9--Fed Exit Means No Pain for Obama as Foreigners Take Up Slack, Bloomberg

Excerpt: Treasuries are signaling that the $9 trillion market will weather the end of the Federal Reserve’s quantitative easing program in June without suffering a selloff that drives long-term borrowing cost higher.

The class of investors that includes foreign central banks purchased 60 percent of the $66 billion in benchmark 10-year U.S. notes sold this year, up from 42 percent in 2010. Fed data show banks have increased their holdings of Treasuries to the most since December, as a panel of bond dealers and investors that advises the government says lenders may double their stake to $3.2 trillion in 2016.

Rising demand from international investors and financial institutions bodes well for bonds with the Fed’s plan to buy more than $600 billion of Treasuries more than 80 percent complete. U.S. fixed-income assets are retaining their appeal as the credit quality of European sovereign debt deteriorates and banks meet tighter risk standards governing the capital they need cushion against losses.

“Foreign investors are going to continue to come to the U.S.,” said Robert Tipp, the chief investment strategist for fixed income at Newark, New Jersey-based Prudential Investment Management, which oversees more than $200 billion in bonds. “The liquidity aspect is not to be underestimated. If past is prologue, cessation of large scale asset purchases is likely to prove bullish” for longer-maturity Treasuries, he said....

Completion of the Fed’s purchases “should have limited effect as net fixed-income supply declines and the demand is picked up by foreign investors and households,” fixed-income strategists at London-based Barclays Capital wrote in a report dated April 1. The firm is one of the 20 primary dealers that trade with the central bank....

Removing the biggest buyer of Treasuries as the Fed winds down its $600 billion, second round of so-called quantitative easing, or QE2, is bound to drive yields higher, according to Donald Ellenberger, who oversees about $6 billion as co-head of government and mortgage-backed securities at Federated Investors in Pittsburgh.

Inflation Expectations

“We’re getting signals from a lot of members of the Fed that there’s not going to be a QE3, which will lead to yields on Treasuries rising faster than for other debt,” he said.

The Fed voted in November to buy Treasuries to avoid deflation, or a general decline in consumer prices, by pumping cash into the financial system and increasing the flow of credit. Central bank data show it purchased $488 billion of U.S. debt through last week....
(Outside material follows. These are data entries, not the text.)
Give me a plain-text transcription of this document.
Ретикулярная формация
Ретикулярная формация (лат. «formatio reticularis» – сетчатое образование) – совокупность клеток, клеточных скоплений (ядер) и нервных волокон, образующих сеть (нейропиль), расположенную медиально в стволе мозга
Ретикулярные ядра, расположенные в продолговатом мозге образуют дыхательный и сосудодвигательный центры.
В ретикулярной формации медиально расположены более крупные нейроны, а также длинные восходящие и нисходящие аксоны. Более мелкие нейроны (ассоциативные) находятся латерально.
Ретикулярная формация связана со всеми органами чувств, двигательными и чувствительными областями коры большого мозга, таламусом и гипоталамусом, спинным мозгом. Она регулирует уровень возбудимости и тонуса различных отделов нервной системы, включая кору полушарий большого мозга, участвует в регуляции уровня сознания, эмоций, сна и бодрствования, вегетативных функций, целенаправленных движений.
Even with the Fed printing cash and the budget deficit exceeding $1 trillion, U.S. assets has attracted investors seeking refuge from Europe’s sovereign-debt crisis, which has forced Greece and Ireland to seek bailouts from the European Union and International Monetary Fund.
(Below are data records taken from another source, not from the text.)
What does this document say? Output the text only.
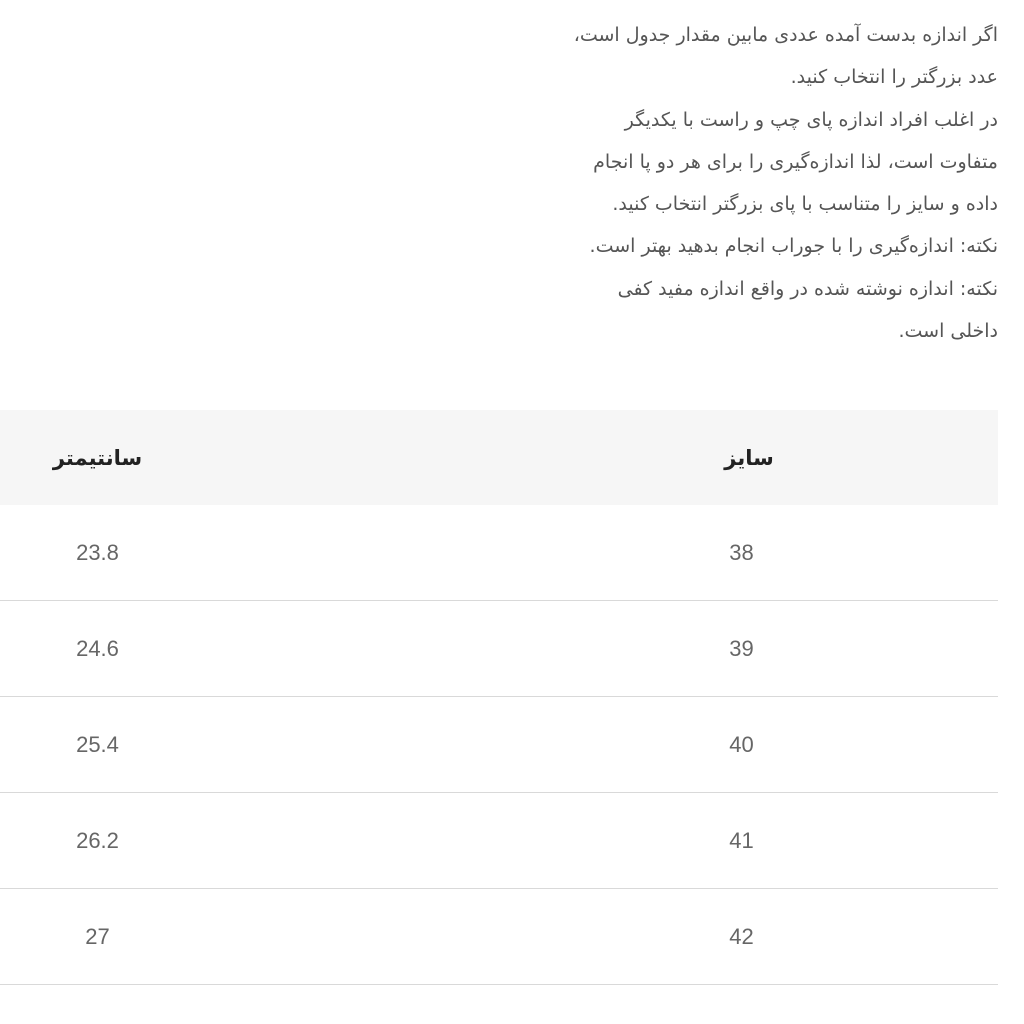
اگر اندازه بدست آمده عددی مابین مقدار جدول است،
عدد بزرگتر را انتخاب کنید.
در اغلب افراد اندازه پای چپ و راست با یکدیگر
متفاوت است، لذا اندازه‌گیری را برای هر دو پا انجام
داده و سایز را متناسب با پای بزرگتر انتخاب کنید.
نکته: اندازه‌گیری را با جوراب انجام بدهید بهتر است.
نکته: اندازه نوشته شده در واقع اندازه مفید کفی
داخلی است.
سانتیمتر	سایز
23.8	38
24.6	39
25.4	40
26.2	41
27	42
The dollar’s share of global currency reserves stood at 61.4 percent at the end of 2010, little changed from 61.5 percent in 2009, the IMF in Washington said March 31. The euro’s share dipped to 26.3 percent from 27.9 percent.

Foreign Holdings

Foreign investors owned $4.45 trillion of Treasuries as of January, up from $3.7 trillion a year earlier, according to the government. China, the largest overseas lender to the U.S., held $1.15 trillion of the debt in January, up from $889 billion a year earlier. Japan’s stake grew 16 percent to $885.9 billion.
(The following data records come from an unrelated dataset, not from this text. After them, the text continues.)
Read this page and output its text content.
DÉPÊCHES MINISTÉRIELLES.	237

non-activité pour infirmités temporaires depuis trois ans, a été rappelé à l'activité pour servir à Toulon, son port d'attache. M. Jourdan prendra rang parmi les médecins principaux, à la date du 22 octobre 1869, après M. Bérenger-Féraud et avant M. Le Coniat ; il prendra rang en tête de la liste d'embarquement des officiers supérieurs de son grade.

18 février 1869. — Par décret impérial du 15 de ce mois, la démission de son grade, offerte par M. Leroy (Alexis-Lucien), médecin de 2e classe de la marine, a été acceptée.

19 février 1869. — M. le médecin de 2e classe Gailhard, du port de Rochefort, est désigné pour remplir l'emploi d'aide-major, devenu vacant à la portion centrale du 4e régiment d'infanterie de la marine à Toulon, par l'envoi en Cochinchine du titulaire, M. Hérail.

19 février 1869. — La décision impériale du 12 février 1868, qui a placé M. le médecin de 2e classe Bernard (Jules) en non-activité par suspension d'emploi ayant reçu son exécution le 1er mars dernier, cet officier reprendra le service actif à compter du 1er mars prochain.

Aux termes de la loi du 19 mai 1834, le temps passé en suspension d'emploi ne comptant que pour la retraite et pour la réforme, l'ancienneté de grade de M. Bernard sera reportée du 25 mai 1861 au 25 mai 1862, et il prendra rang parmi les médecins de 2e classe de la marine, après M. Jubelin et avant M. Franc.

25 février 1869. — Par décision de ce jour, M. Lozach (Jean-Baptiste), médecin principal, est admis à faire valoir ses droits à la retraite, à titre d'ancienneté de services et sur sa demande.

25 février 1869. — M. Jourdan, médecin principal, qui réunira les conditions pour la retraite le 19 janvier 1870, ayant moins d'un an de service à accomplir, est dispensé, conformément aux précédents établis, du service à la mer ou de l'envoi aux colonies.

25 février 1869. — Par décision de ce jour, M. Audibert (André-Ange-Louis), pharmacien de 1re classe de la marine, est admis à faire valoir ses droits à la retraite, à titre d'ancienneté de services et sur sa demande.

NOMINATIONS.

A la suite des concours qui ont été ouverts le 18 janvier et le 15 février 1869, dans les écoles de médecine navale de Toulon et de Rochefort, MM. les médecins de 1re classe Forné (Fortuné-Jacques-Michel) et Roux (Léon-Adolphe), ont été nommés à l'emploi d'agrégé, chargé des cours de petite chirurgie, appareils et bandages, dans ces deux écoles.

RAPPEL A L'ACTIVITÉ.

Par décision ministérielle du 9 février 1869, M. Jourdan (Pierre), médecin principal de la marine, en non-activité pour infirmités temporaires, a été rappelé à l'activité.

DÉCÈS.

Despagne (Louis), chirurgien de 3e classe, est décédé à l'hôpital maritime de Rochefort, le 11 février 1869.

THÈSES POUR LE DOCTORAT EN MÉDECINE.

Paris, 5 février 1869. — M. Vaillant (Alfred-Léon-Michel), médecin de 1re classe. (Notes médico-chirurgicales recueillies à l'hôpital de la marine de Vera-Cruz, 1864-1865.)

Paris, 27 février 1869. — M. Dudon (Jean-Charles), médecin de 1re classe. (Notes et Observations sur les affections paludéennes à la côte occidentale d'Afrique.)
Bank holdings of Treasuries and agency debt rose $1.64 trillion as of March 23, approaching the record high of $1.65 trillion on Dec. 1, the Fed said at the end of last week....

A Feb. 1 report by the Treasury Borrowing Advisory Committee, which includes representatives from firms ranging from Goldman Sachs Group Inc. to Soros Fund Management LLC, said demand from banks may total an additional $1.6 trillion through 2016 as regulatory changes require them to add more lower-risk assets to cushion against losses.